Freshman Chloe Carvaino comtemplates how to guide her partner, and teacher, Nich Anderson, through a maze. Anderson can
Freshman Chloe Carvaino comtemplates how to guide her partner, and teacher, Nich Anderson, through a maze. Anderson can't look and Carvaino can't use any language in existance, she must use only sounds and made up words they agreed on previously. Mentor Tonya Berry watches and guides them through the exercise, which is geared to help students deal with the unexpected twists and turns of high school life, and helps them rely on others as well as themselves.
— image credit: Kyra Low/The Mirror

At Todd Beamer High School, there is a change in the school environment.

This year marks the first that the school has participated in the IGNITE program. The program is geared toward helping freshmen transition into the high school. Results have been seen all around as the school becomes a more united campus.

IGNITE is now in all four high schools in the district.

"The district was looking for a support system," Coach Katie O'Brian said. "Ninth-graders historically have trouble adjusting. (IGNITE) eases the transition."

Incoming seniors were chosen to spend a good chunk of the summer training, to either be execs or mentors.
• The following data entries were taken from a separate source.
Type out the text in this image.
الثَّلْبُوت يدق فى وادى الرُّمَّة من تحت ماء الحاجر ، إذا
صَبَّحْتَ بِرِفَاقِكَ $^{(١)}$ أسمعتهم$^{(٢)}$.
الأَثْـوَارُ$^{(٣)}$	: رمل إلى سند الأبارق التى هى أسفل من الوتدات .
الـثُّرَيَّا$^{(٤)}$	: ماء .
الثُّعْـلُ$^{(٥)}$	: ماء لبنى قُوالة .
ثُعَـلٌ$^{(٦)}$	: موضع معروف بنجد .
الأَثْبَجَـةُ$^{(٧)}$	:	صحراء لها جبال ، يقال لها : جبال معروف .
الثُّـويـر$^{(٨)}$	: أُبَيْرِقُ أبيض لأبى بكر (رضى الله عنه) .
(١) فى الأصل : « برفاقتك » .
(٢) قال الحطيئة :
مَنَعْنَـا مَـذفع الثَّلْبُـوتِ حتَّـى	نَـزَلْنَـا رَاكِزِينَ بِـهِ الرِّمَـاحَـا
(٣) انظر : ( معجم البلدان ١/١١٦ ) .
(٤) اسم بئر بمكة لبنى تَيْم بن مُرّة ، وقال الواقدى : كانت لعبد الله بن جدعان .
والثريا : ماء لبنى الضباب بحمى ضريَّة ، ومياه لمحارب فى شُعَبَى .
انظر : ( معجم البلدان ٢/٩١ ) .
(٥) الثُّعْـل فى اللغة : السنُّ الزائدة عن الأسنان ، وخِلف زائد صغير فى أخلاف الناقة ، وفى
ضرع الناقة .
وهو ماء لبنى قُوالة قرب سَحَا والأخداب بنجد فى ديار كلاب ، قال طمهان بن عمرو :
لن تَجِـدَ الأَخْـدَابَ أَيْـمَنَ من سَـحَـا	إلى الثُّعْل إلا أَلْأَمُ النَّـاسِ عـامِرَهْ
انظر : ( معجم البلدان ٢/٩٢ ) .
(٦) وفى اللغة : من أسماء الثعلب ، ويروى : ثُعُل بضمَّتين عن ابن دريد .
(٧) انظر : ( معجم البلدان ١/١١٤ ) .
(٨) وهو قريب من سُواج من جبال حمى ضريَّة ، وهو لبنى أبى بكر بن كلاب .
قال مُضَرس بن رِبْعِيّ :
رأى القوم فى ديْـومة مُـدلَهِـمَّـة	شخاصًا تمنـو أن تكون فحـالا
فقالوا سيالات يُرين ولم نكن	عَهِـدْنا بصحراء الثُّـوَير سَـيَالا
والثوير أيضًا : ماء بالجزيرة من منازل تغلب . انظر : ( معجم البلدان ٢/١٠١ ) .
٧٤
The execs oversee mentors and help with the training.

"It's been really smooth," said Riley Germais, an exec. "Definitely kids have taken pride in the school. They feel like they own the school."

The program has also helped unite students from all four of Todd Beamer's academies, exec Ramona Canto said.

The program involves the mentors meeting several times a year with freshmen. Each month there is a new activity for them. The mentors are also available for tutoring if the students need it.

Right away, the school saw results from the program. Traditionally, the Summer Success camp had a small turnout, for example.

"The Summer Success camp in 2008 had dismally low numbers," Germais said. "They sat in the corners; there wasn't the energy and it was very boring."

This year was a complete turnaround, as they had about four times the number of students.

The first few sessions of the program were geared toward involving the students in the school and creating a school community, which the execs say has more than happened.

"It's changed in a big way," Canto said. "It's boosted up the involvement. People are going to football games, dressing up. I love that we have more spirit. It makes the games more fun."

"Before it was isolated with the academies," exec Conner Lamoureux said. "Now we have a connection with them."

Principal Liz Drake has seen the difference too. She gets e-mails from parents at other schools after sporting events, complimenting the Todd Beamer High School's spirit and the amount of leadership the students are taking.

"This is my second year here," she said. "The first year was trying to get the students to lead. This year students are leading. My goal now is to widen that involvement."